Однажды он уже об этом спросил. Это в тот вечер, когда все были здесь. После того, как Горький сказал насчет птиц — о том, что здесь раньше жили синицы, а он сказал: а теперь живу я, только петь не умею, и Горький сказал: научим и прибавил: для того и революцию делали! — а он удивился и, не замечая, сказал вслух то, о чем подумал:

— Революцию делали, чтобы петь?

Горький рассмеялся и сказал:

— А вы думали, революцию ради самой революции делали, мой дорогой Камо? Революция для того, чтобы все научились петь, именно петь.

Горький, конечно, вкладывал в это слово «петь» свой особый смысл, но он не решился спросить, о чем Горький говорит, а Ленин вдруг серьезно сказал — то, что и до этого много раз говорил:

— Надо читать книжки! Да, да, революция прежде всего для того, чтобы все могли читать книжки.

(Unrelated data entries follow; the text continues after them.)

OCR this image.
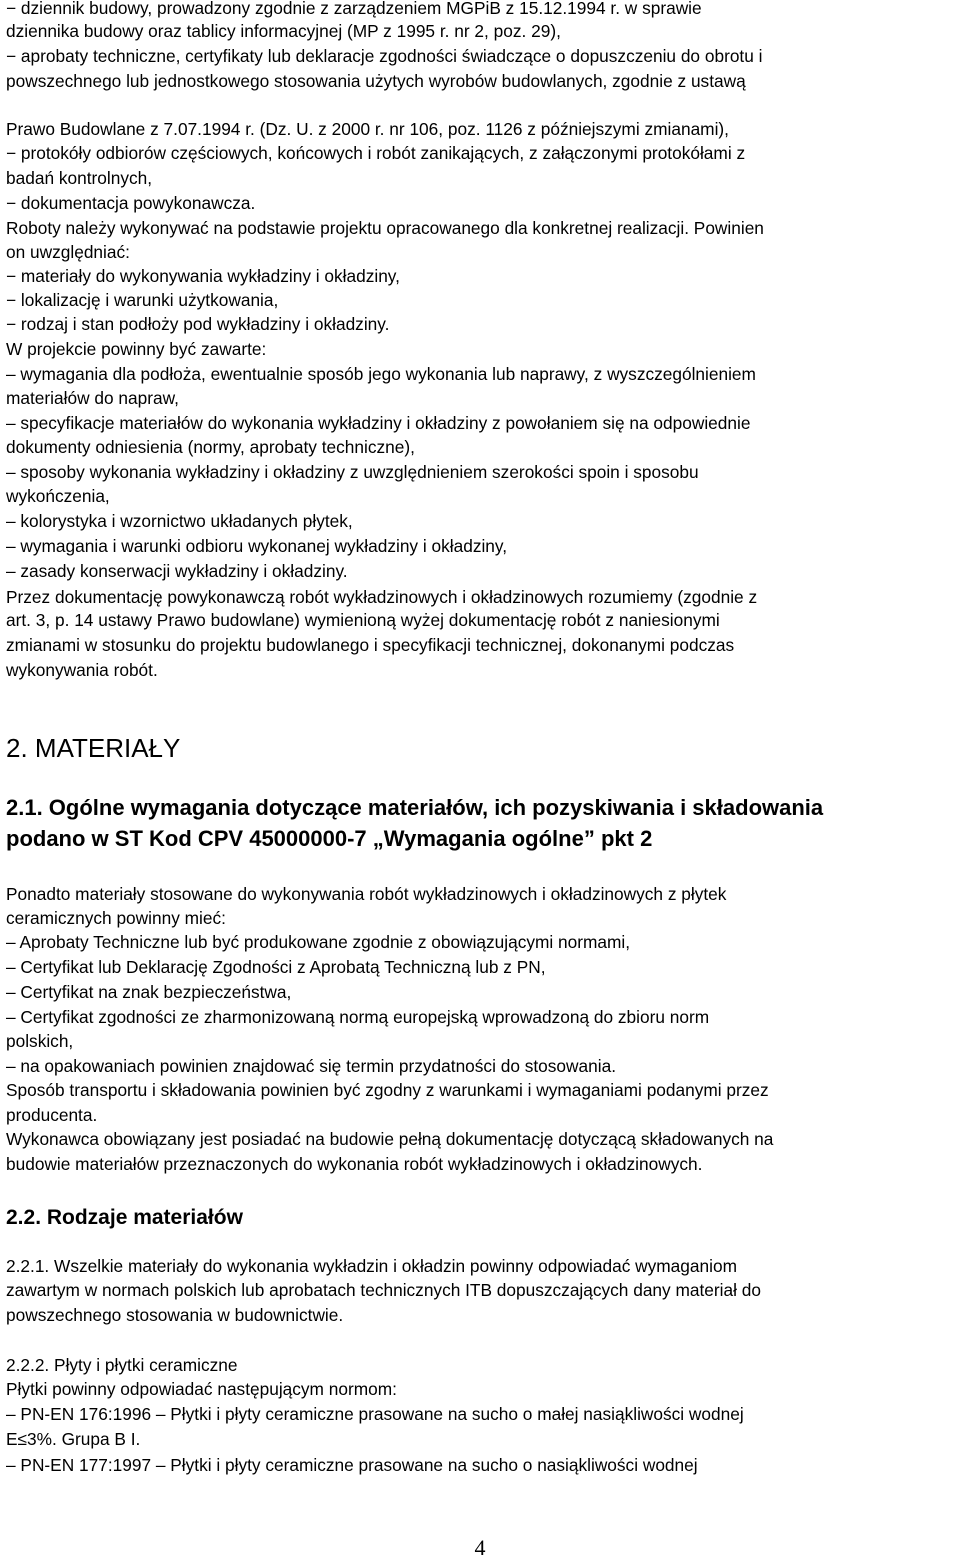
− dziennik budowy, prowadzony zgodnie z zarządzeniem MGPiB z 15.12.1994 r. w sprawie
dziennika budowy oraz tablicy informacyjnej (MP z 1995 r. nr 2, poz. 29),
− aprobaty techniczne, certyfikaty lub deklaracje zgodności świadczące o dopuszczeniu do obrotu i
powszechnego lub jednostkowego stosowania użytych wyrobów budowlanych, zgodnie z ustawą
Prawo Budowlane z 7.07.1994 r. (Dz. U. z 2000 r. nr 106, poz. 1126 z późniejszymi zmianami),
− protokóły odbiorów częściowych, końcowych i robót zanikających, z załączonymi protokółami z
badań kontrolnych,
− dokumentacja powykonawcza.
Roboty należy wykonywać na podstawie projektu opracowanego dla konkretnej realizacji. Powinien
on uwzględniać:
− materiały do wykonywania wykładziny i okładziny,
− lokalizację i warunki użytkowania,
− rodzaj i stan podłoży pod wykładziny i okładziny.
W projekcie powinny być zawarte:
– wymagania dla podłoża, ewentualnie sposób jego wykonania lub naprawy, z wyszczególnieniem
materiałów do napraw,
– specyfikacje materiałów do wykonania wykładziny i okładziny z powołaniem się na odpowiednie
dokumenty odniesienia (normy, aprobaty techniczne),
– sposoby wykonania wykładziny i okładziny z uwzględnieniem szerokości spoin i sposobu
wykończenia,
– kolorystyka i wzornictwo układanych płytek,
– wymagania i warunki odbioru wykonanej wykładziny i okładziny,
– zasady konserwacji wykładziny i okładziny.
Przez dokumentację powykonawczą robót wykładzinowych i okładzinowych rozumiemy (zgodnie z
art. 3, p. 14 ustawy Prawo budowlane) wymienioną wyżej dokumentację robót z naniesionymi
zmianami w stosunku do projektu budowlanego i specyfikacji technicznej, dokonanymi podczas
wykonywania robót.
2. MATERIAŁY
2.1. Ogólne wymagania dotyczące materiałów, ich pozyskiwania i składowania
podano w ST Kod CPV 45000000-7 „Wymagania ogólne” pkt 2
Ponadto materiały stosowane do wykonywania robót wykładzinowych i okładzinowych z płytek
ceramicznych powinny mieć:
– Aprobaty Techniczne lub być produkowane zgodnie z obowiązującymi normami,
– Certyfikat lub Deklarację Zgodności z Aprobatą Techniczną lub z PN,
– Certyfikat na znak bezpieczeństwa,
– Certyfikat zgodności ze zharmonizowaną normą europejską wprowadzoną do zbioru norm
polskich,
– na opakowaniach powinien znajdować się termin przydatności do stosowania.
Sposób transportu i składowania powinien być zgodny z warunkami i wymaganiami podanymi przez
producenta.
Wykonawca obowiązany jest posiadać na budowie pełną dokumentację dotyczącą składowanych na
budowie materiałów przeznaczonych do wykonania robót wykładzinowych i okładzinowych.
2.2. Rodzaje materiałów
2.2.1. Wszelkie materiały do wykonania wykładzin i okładzin powinny odpowiadać wymaganiom
zawartym w normach polskich lub aprobatach technicznych ITB dopuszczających dany materiał do
powszechnego stosowania w budownictwie.
2.2.2. Płyty i płytki ceramiczne
Płytki powinny odpowiadać następującym normom:
– PN-EN 176:1996 – Płytki i płyty ceramiczne prasowane na sucho o małej nasiąkliwości wodnej
E≤3%. Grupa B I.
– PN-EN 177:1997 – Płytki i płyty ceramiczne prasowane na sucho o nasiąkliwości wodnej
4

И он снова не решился спросить то, чего не понял: для чего книжки, если все ясно?.. Что-то, значит, остается неясным — даже для Ленина. Что? То, что происходит сейчас с этой стеной? Или — со мной? Какое это имеет значение? И что изменится от того, что я это узнаю?.. Что-то тут я опять не понимаю, подумал он, может быть, потому и не понимаю, что не читал… И опять вспомнил батумскую тюрьму — как в общей камере по ночам под шум дождя невидимые в темноте люди говорили о том, что ждет Россию; никогда больше потом ему не приходилось слышать сразу столько разных и противоположных мнений. И каждый считал, что он прав. Дело, конечно, не в том, что считает каждый. Но в чем? И почему Ленин все время говорит о книгах? Мать говорила: посмотри на отца, Сенько, сила душит его, он не знает, как ее выпустить, а учеба что такое — это сила из тебя спокойно выходит, учеба спасет тебя, Сенько! Мать боялась отцовской силы — той, что внутри… Жизнь зависит от того, что внутри человека? Для чего тогда революция? В пятом году во время армяно-татарской резни было братание армян и татар. Хотели остановить резню. Братание могло остановить резню? Братание — от того, что внутри человека, а от чего резня?.. Комитет поручил тогда ему и Орджоникидзе бросить прокламации — чтоб превратить братание в демонстрацию против наместника.

Во дворе Ванкского собора стояла толпа татар. Из открытой двери церкви доносилось пение женских голосов. Серго спросил:

— У армян как крестятся — слева направо или справа налево?

Он коротко перекрестился и ответил:

— Слева направо.

— У тебя такое лицо, как будто ты сейчас молиться начнешь! — сказал Серго.

— А ты хочешь, чтоб я «Варшавянку» здесь пел?

Он узнал патарак, который пели в горийской церкви. Мать ставила девять свечей: за пятерых оставшихся в живых детей, за отца, за себя, за сестру Лизу и ее мужа Гевурка Бахчиева, который им помогал. Потом становилась в углу, у алтаря, почти прижавшись лицом к стене, как стоят наказанные ученики, и стояла так долго и неподвижно. Однажды он ее спросил:

— У тебя глаза открыты, когда ты там стоишь, или закрыты?

Она удивилась и ответила:

— Не знаю, Сенько.

Из церкви стали выходить, впереди шел епископ, за ним — несколько священников и дьяки. Посреди двора епископ остановился, воздел руки и стал по-армянски благословлять татар. Маленький старик в чалме поднялся на каменное основание ограды и, держась одной рукой за решетку, другую стал раскачивать над головой и нараспев по-татарски обратился к толпе.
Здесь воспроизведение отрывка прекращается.